Because they have the potential to reduce our reliance on private cars, ride-sharing apps such as Uber or Lyft intuitively sound like they could solve traffic congestion problems by removing vehicles from the road. But, in reality, things aren’t that simple. According to a new study, ride-sharing might actually make traffic worse in some cities. In San Francisco, for instance, researchers found that these services increased delays by 62% between 2010 and 2016 compared to 22% in a counterfactual 2016 scenario without such services.
Transportation network companies (TNCs) are on-demand ride services where rides are arranged through a mobile app to connect the passenger with the driver of a personal vehicle. In the future, many believe that TNCs will evolve into fleets of self-driving cars that will ferry passengers around the clock.
TNCs have massively grown in their use, accounting for 15% of all intra-San Francisco vehicle trips in 2016 — that’s 12 times the number of taxi trips. Elsewhere, in New York City, TNC ridership equaled that of yellow cabs and doubled annually between 2014 and 2016.
Ride-sharing is often hailed as a solution to traffic congestion problems that plague virtually all major cities around the globe. TNCs may reduce road traffic by shifting trips from personal vehicle to public transit by providing better connections to regional public transportation. Ride-sharing is also a convenient alternative to owning a car, motivating individuals to shift other trips to transit or non-motorized modes (walking, bike, etc.).
However, there are other mechanisms by which ride-sharing might increase traffic congestion. The most obvious contributor is deadheading or the out-of-service period a vehicle has to spend with no passenger. Studies estimate that deadheading is responsible for 50% of TNC traveled miles in New York and 20% in San Francisco.

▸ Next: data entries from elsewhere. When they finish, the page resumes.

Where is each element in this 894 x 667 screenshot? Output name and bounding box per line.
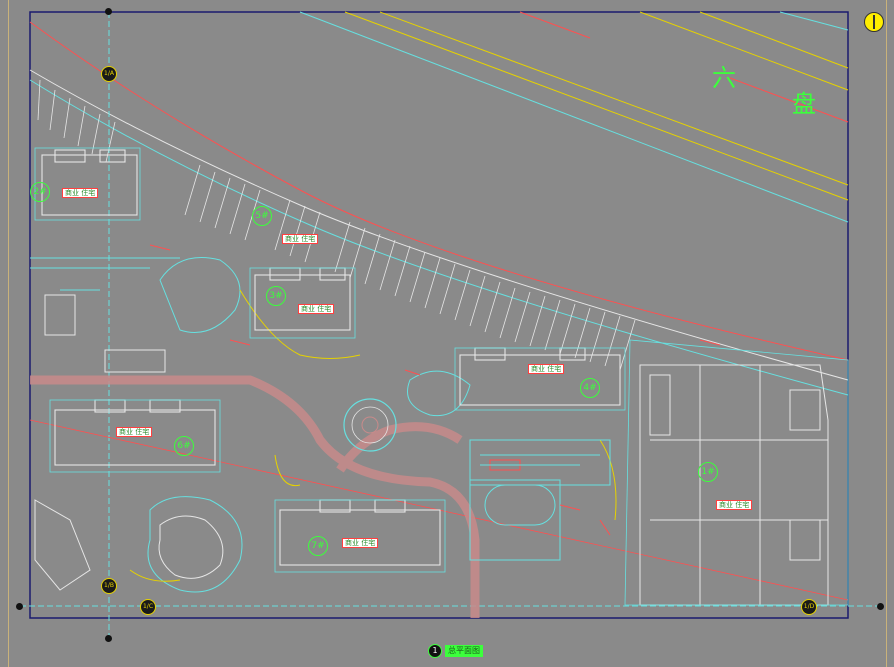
building-tag-7: 商业 住宅: [342, 538, 379, 548]
site-plan-drawing: [20, 11, 880, 638]
axis-bubble-bottom-right[interactable]: 1/D: [801, 599, 817, 615]
central-plaza: [343, 398, 397, 452]
north-arrow-icon: [864, 12, 884, 32]
building-number-1[interactable]: 1#: [698, 462, 718, 482]
building-tag-6: 商业 住宅: [116, 427, 153, 437]
building-tag-2: 商业 住宅: [62, 188, 99, 198]
road-lines: [299, 11, 849, 223]
building-number-3[interactable]: 3#: [266, 286, 286, 306]
paved-walkway: [30, 375, 480, 618]
axis-end-dot-top: [105, 8, 112, 15]
building-number-2[interactable]: 2#: [30, 182, 50, 202]
axis-end-dot-right: [877, 603, 884, 610]
building-tag-5: 商业 住宅: [282, 234, 319, 244]
building-tag-4: 商业 住宅: [528, 364, 565, 374]
building-number-7[interactable]: 7#: [308, 536, 328, 556]
building-outlines-cyan: [34, 147, 626, 573]
building-tag-1: 商业 住宅: [716, 500, 753, 510]
drawing-title-text: 总平面图: [445, 645, 483, 657]
cad-drawing-viewport[interactable]: 六 盘 2# 5# 3# 4# 6# 7# 1# 商业 住宅 商业 住宅 商业 …: [0, 0, 894, 667]
axis-end-dot-left: [16, 603, 23, 610]
axis-bubble-top-left[interactable]: 1/A: [101, 66, 117, 82]
road-label-char-2: 盘: [792, 90, 816, 118]
commercial-block: [639, 364, 829, 606]
axis-bubble-bottom-left[interactable]: 1/B: [101, 578, 117, 594]
drawing-title: 1 总平面图: [428, 643, 483, 659]
building-number-6[interactable]: 6#: [174, 436, 194, 456]
commercial-outline: [624, 339, 849, 606]
axis-bubble-bottom-mid[interactable]: 1/C: [140, 599, 156, 615]
axis-end-dot-bottom: [105, 635, 112, 642]
building-number-4[interactable]: 4#: [580, 378, 600, 398]
building-tag-3: 商业 住宅: [298, 304, 335, 314]
red-annotations: [149, 244, 721, 536]
road-label-char-1: 六: [712, 64, 736, 92]
residential-buildings: [41, 149, 621, 566]
drawing-border: [29, 11, 849, 619]
drawing-title-number: 1: [428, 644, 442, 658]
building-number-5[interactable]: 5#: [252, 206, 272, 226]
water-features: [469, 439, 611, 561]
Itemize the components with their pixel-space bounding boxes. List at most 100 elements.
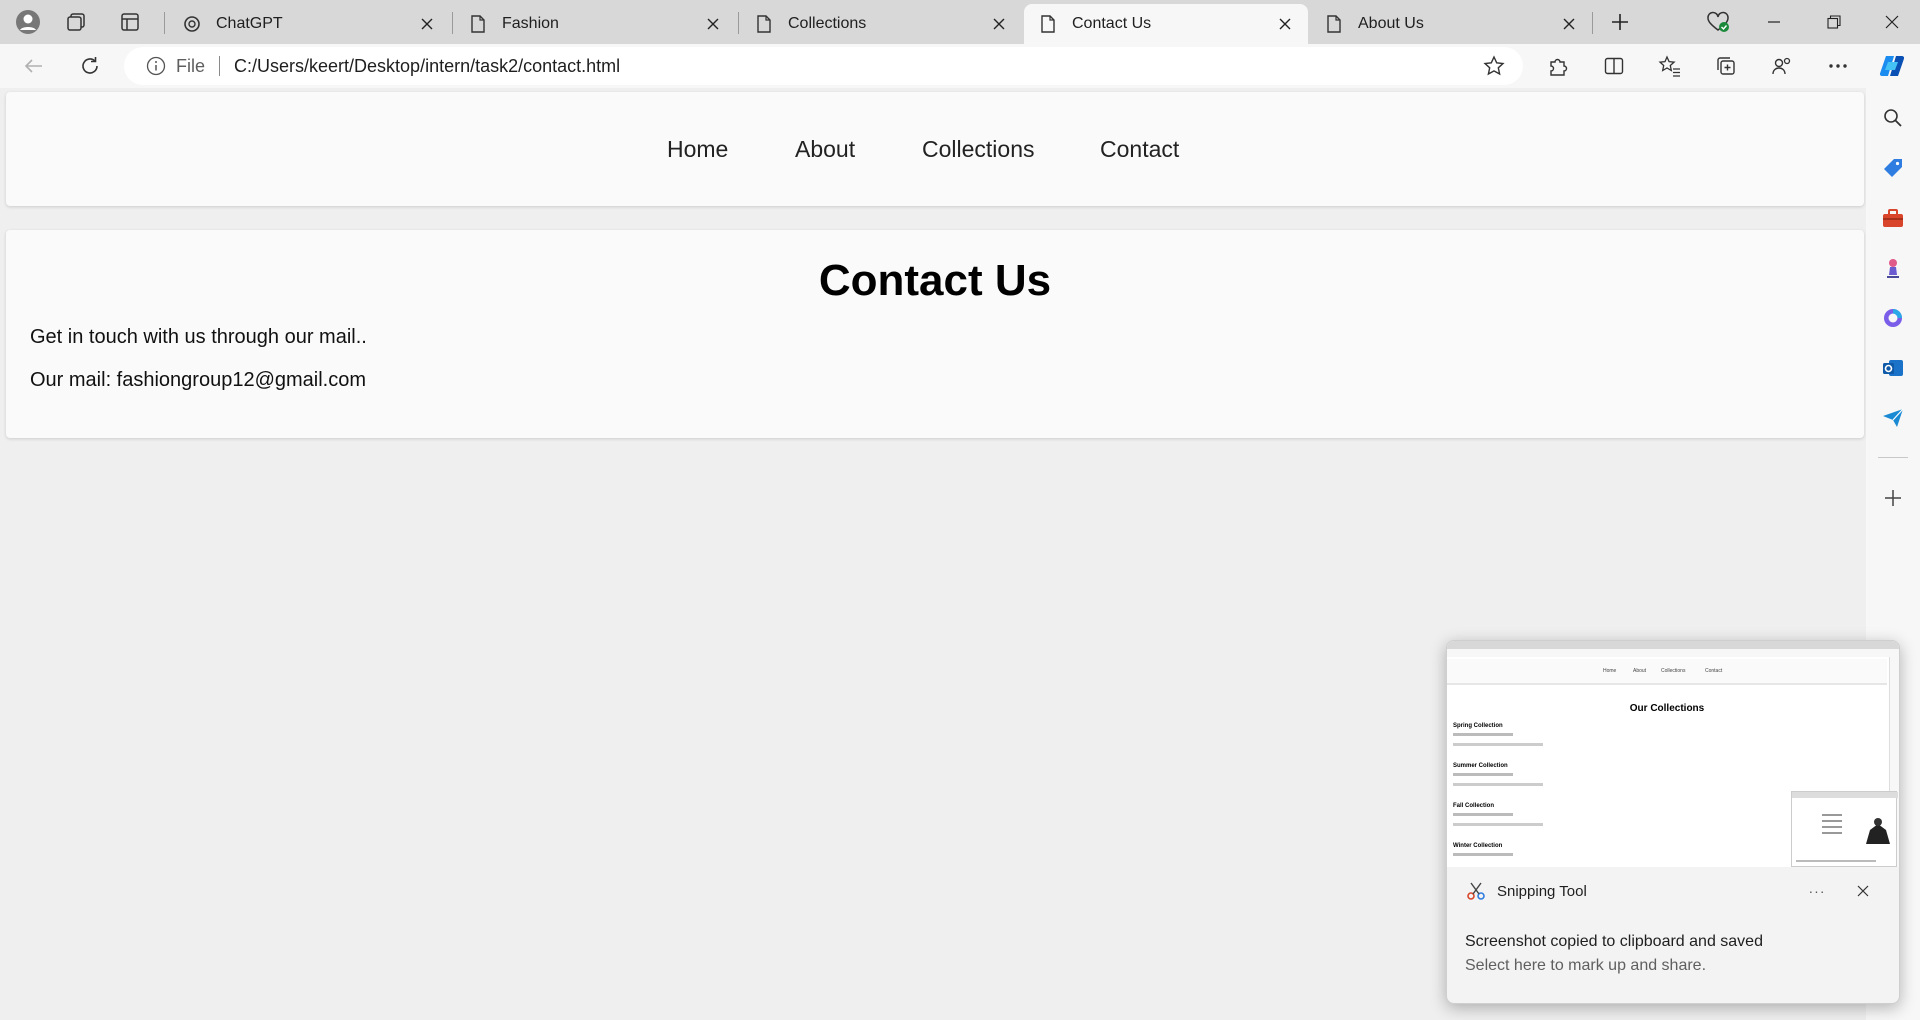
- preview-line: [1453, 823, 1543, 826]
- sidebar-send-button[interactable]: [1879, 404, 1907, 432]
- tab-collections[interactable]: Collections: [740, 4, 1022, 44]
- preview-line: [1453, 733, 1513, 736]
- shopping-tag-icon: [1884, 159, 1902, 177]
- preview-section: Fall Collection: [1453, 803, 1495, 809]
- snipping-tool-icon: [1465, 880, 1487, 902]
- new-tab-button[interactable]: [1602, 4, 1638, 40]
- favorites-button[interactable]: [1652, 48, 1688, 84]
- tab-contact-us[interactable]: Contact Us: [1024, 4, 1308, 44]
- browser-essentials-button[interactable]: [1700, 4, 1736, 40]
- preview-section: Summer Collection: [1453, 763, 1508, 769]
- split-screen-icon: [1604, 57, 1624, 75]
- preview-line: [1453, 743, 1543, 746]
- search-icon: [1884, 109, 1902, 127]
- heart-pulse-icon: [1707, 11, 1729, 32]
- copilot-icon: [1879, 55, 1905, 77]
- close-tab-icon[interactable]: [1274, 13, 1296, 35]
- collections-icon: [1717, 57, 1735, 75]
- notification-app-name: Snipping Tool: [1497, 882, 1587, 900]
- preview-nav-item: About: [1633, 668, 1647, 674]
- preview-tabstrip: [1447, 641, 1899, 649]
- tab-actions-icon: [121, 13, 139, 31]
- sidebar-separator: [1878, 457, 1908, 458]
- puzzle-icon: [1550, 58, 1568, 76]
- nav-collections-link[interactable]: Collections: [922, 136, 1035, 163]
- sidebar-outlook-button[interactable]: [1879, 354, 1907, 382]
- sidebar-search-button[interactable]: [1879, 104, 1907, 132]
- address-divider: [219, 56, 221, 76]
- notification-more-button[interactable]: ···: [1805, 879, 1829, 903]
- tab-chatgpt[interactable]: ChatGPT: [168, 4, 450, 44]
- page-title: Contact Us: [818, 256, 1052, 305]
- workspaces-icon: [67, 13, 85, 31]
- refresh-button[interactable]: [72, 48, 108, 84]
- vertical-tabs-button[interactable]: [112, 4, 148, 40]
- close-icon: [1885, 15, 1899, 29]
- nav-home-link[interactable]: Home: [667, 136, 728, 163]
- preview-section: Spring Collection: [1453, 723, 1503, 729]
- tab-separator: [738, 12, 739, 34]
- tab-about-us[interactable]: About Us: [1310, 4, 1592, 44]
- close-icon: [1857, 885, 1869, 897]
- split-screen-button[interactable]: [1596, 48, 1632, 84]
- screenshot-preview[interactable]: Home About Collections Contact Our Colle…: [1447, 641, 1899, 867]
- contact-section: Contact Us Get in touch with us through …: [6, 230, 1864, 438]
- close-tab-icon[interactable]: [1558, 13, 1580, 35]
- copilot-button[interactable]: [1874, 48, 1910, 84]
- tab-title: Collections: [788, 15, 867, 32]
- notification-header: Snipping Tool ···: [1447, 867, 1899, 915]
- nav-contact-link[interactable]: Contact: [1100, 136, 1179, 163]
- close-window-button[interactable]: [1864, 0, 1920, 44]
- extensions-button[interactable]: [1540, 48, 1576, 84]
- minimize-button[interactable]: [1746, 0, 1802, 44]
- site-nav: Home About Collections Contact: [6, 92, 1864, 206]
- preview-nav-item: Home: [1603, 668, 1617, 674]
- browser-toolbar: File C:/Users/keert/Desktop/intern/task2…: [0, 44, 1920, 88]
- toolbox-icon: [1883, 209, 1903, 227]
- page-icon: [468, 14, 488, 34]
- sidebar-copilot365-button[interactable]: [1879, 304, 1907, 332]
- back-button[interactable]: [16, 48, 52, 84]
- workspaces-button[interactable]: [58, 4, 94, 40]
- contact-intro-text: Get in touch with us through our mail..: [30, 326, 367, 348]
- restore-button[interactable]: [1806, 0, 1862, 44]
- info-icon[interactable]: [146, 56, 166, 76]
- snipping-tool-notification[interactable]: Home About Collections Contact Our Colle…: [1446, 640, 1900, 1004]
- favorites-list-icon: [1658, 55, 1680, 77]
- tab-title: ChatGPT: [216, 15, 283, 32]
- close-tab-icon[interactable]: [988, 13, 1010, 35]
- sidebar-shopping-button[interactable]: [1879, 154, 1907, 182]
- close-tab-icon[interactable]: [416, 13, 438, 35]
- preview-line: [1453, 853, 1513, 856]
- tab-fashion[interactable]: Fashion: [454, 4, 736, 44]
- tab-separator: [164, 12, 165, 34]
- profile-avatar-button[interactable]: [10, 4, 46, 40]
- url-text[interactable]: C:/Users/keert/Desktop/intern/task2/cont…: [234, 56, 620, 77]
- sidebar-games-button[interactable]: [1879, 254, 1907, 282]
- tab-title: About Us: [1358, 15, 1424, 32]
- sidebar-tools-button[interactable]: [1879, 204, 1907, 232]
- settings-more-button[interactable]: [1820, 48, 1856, 84]
- people-icon: [1772, 57, 1791, 75]
- preview-nav: Home About Collections Contact: [1447, 659, 1887, 685]
- close-tab-icon[interactable]: [702, 13, 724, 35]
- microsoft365-icon: [1884, 309, 1902, 327]
- preview-line: [1453, 783, 1543, 786]
- plus-icon: [1885, 490, 1901, 506]
- favorite-star-icon[interactable]: [1483, 55, 1505, 77]
- tab-title: Contact Us: [1072, 15, 1152, 32]
- sidebar-add-button[interactable]: [1879, 484, 1907, 512]
- back-arrow-icon: [24, 59, 42, 73]
- nav-about-link[interactable]: About: [795, 136, 855, 163]
- tab-title: Fashion: [502, 15, 559, 32]
- collections-button[interactable]: [1708, 48, 1744, 84]
- notification-message: Screenshot copied to clipboard and saved: [1465, 933, 1763, 950]
- notification-close-button[interactable]: [1851, 879, 1875, 903]
- page-icon: [1038, 14, 1058, 34]
- page-icon: [754, 14, 774, 34]
- tab-strip: ChatGPT Fashion Collections Contact Us A…: [0, 0, 1920, 44]
- copilot-share-button[interactable]: [1764, 48, 1800, 84]
- preview-section: Winter Collection: [1453, 843, 1503, 849]
- preview-nested-screenshot: [1791, 791, 1898, 867]
- address-bar[interactable]: File C:/Users/keert/Desktop/intern/task2…: [124, 47, 1523, 85]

It is also reasonable to believe that many people who would have used public transportation, walked, traveled by bike, or would have made no movement at all are now contributing to traffic congestion by using TNCs because it is so convenient. Finally, TNCs contribute to congestion during the frequent pickups and drop-offs that they have to make — for instance, this behavior causes similar effects to those seen in areas that traditionally rely heavily on taxis.
Researchers at the University of Kentucky and the San Francisco County Transportation Authority wanted to address this debate by comparing traffic congestion in San Francisco with and without the presence of ride-sharing apps in the city. To this aim, they scraped data from the application programming interfaces of Uber and Lyft, along with observational travel times. This allowed the authors to gauge the effect of TNCs on San Francisco’s traffic between 2010 conditions when TNC activity is negligible and 2016 conditions when it is not.
In order to exclude other non-TNC factors that contribute to traffic congestion, the authors turned to San Francisco’s travel demand model (SF-CHAMP), which produces estimates of traffic volumes on all roads in San Francisco and is sensitive to changes in population and demographics, employment, transportation networks, and congestion. The version of the model used in this study was calibrated for 2010 conditions, providing a counterfactual case where ride-sharing doesn’t exist.
The results suggest that Uber and Lyft are helping drive more traffic congestion rather than unclogging it. The researchers found that ride-sharing services made delays 62% worse, compared to a 22% increase in travel delays in the scenario where there are no TNCs. The average speed of on-road vehicles decreased by 13% due to TNCs but only 4% in the counterfactual model. Finally, commuters now have to use a longer buffer time to make sure they arrive at their destination on time because travel duration is less reliable overall. According to the findings, this buffer is now 15% higher compared to the natural 6% increase where Uber and Lyft don’t exist.
“The results show some substitution between TNCs and other car trips, but that most TNC trips are adding new cars to the road. The estimated models show that TNC vehicles stopping at the curb to pick up or drop off passengers have a notable disruptive effect on traffic flow, especially on major arterials,” the authors wrote in Science Advances.
The authors say that their findings should be of interest to policy makers and transportation planners who are interested in regulating TNCs in the best interest of the general public of San Francisco. Some solutions include allocating curb spaces and right-of-ways for ride-sharing vehicles and integrating new mobility services.